The Importance of Being Seen

My old dojo had a teacher who, no matter how many people were in the class, you felt was talking just to you.  She could explain anything and led people to completely understand things they’d been struggling with for months. You would think getting 1:1 instruction from her would be ten times as good, but actually it was exactly the same, which felt much worse, because it became clear that none of the positive body language was in response to what you were doing or saying.  The rhythm was wrong, like an out of sync dub.  And it was really demoralizing.

This is what I think of every time I read the advice to praise children for hard work rather than intelligence.  Most American parents go overboard praising their children’s intelligence.  But if you praise their effort every time, they either learn your praise has no relation to their choices (bad) or you’re training them to ignore their own evaluation of how hard they worked and substitute yours (worse).  The only thing worse than a very smart child who thinks they can coast through life encountering their first real challenge is a very smart child who has been gaslit into thinking they’ve been paddling hard encountering their first real challenge.
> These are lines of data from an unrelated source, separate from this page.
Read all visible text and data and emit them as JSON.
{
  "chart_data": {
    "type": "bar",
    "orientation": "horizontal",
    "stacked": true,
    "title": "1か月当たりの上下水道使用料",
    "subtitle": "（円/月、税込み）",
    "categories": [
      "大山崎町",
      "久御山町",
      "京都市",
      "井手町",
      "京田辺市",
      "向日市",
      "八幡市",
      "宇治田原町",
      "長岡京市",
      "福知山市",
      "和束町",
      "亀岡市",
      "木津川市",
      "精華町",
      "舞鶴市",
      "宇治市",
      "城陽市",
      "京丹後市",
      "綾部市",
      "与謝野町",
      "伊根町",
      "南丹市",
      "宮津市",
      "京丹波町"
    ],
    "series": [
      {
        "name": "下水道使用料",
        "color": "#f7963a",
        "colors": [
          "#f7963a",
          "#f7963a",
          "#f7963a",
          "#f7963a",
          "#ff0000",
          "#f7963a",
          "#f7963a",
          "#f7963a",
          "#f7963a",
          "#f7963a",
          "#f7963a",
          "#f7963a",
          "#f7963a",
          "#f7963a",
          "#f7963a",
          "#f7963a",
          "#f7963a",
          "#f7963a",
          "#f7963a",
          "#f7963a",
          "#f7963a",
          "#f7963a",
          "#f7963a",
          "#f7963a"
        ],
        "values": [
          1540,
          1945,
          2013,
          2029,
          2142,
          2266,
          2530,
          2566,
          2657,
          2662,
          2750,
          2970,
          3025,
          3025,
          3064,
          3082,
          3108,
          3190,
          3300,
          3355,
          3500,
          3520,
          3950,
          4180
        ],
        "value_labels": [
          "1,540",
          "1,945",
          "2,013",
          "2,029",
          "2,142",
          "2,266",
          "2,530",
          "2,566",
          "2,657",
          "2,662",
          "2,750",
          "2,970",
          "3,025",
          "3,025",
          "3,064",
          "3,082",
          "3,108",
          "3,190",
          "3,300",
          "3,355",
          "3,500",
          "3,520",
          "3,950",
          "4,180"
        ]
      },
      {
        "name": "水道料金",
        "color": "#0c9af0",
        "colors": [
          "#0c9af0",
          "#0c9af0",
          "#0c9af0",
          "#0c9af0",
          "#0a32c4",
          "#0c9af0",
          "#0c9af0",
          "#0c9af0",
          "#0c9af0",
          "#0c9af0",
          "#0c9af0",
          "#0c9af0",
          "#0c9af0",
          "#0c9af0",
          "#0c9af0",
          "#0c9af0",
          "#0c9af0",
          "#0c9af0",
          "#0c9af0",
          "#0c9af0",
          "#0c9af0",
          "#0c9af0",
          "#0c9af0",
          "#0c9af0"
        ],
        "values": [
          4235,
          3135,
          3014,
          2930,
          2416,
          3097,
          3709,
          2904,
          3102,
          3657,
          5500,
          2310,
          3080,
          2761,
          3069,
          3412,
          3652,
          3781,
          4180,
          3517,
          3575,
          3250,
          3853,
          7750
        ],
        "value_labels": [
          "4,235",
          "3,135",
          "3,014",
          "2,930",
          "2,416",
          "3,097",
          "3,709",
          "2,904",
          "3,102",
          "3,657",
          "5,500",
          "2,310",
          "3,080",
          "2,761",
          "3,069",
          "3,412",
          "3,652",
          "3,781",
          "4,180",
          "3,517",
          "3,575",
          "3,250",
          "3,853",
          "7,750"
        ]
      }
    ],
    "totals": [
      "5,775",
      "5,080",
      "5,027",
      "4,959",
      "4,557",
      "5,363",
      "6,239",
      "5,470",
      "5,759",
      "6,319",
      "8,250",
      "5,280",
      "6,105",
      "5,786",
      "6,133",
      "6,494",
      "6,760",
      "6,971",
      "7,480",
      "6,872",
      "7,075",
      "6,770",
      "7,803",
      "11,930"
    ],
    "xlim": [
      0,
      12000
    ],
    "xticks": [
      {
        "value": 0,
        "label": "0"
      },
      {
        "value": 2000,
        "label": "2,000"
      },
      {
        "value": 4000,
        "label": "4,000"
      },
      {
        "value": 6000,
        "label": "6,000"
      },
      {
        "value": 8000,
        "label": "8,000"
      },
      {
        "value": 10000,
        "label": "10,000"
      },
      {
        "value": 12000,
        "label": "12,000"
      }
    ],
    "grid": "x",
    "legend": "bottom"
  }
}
3 thoughts on “The Importance of Being Seen”

  1. Praise the top 50% of work effort to start with (measuring problems, sure, but do your best) then taper it down a bit over time. This is in accordance with animal training models (see: don’t shoot the dog).

  2. This is what I think of every time I read the advice to praise children for hard work rather than intelligence. Most American parents go overboard praising their children’s intelligence. But if you praise their effort every time, they either learn your praise has no relation to their choices (bad) or you’re training them to ignore their own evaluation of how hard they worked and substitute yours (worse).

    I usually interpret this advice as “praise your child when they work hard,” not “praise your child for working hard whenever they do something good.” Although I guess the latter strategy *is* what’s implied by Dweck’s experiments with praising kids for doing well on math tests that they haven’t prepped for at all.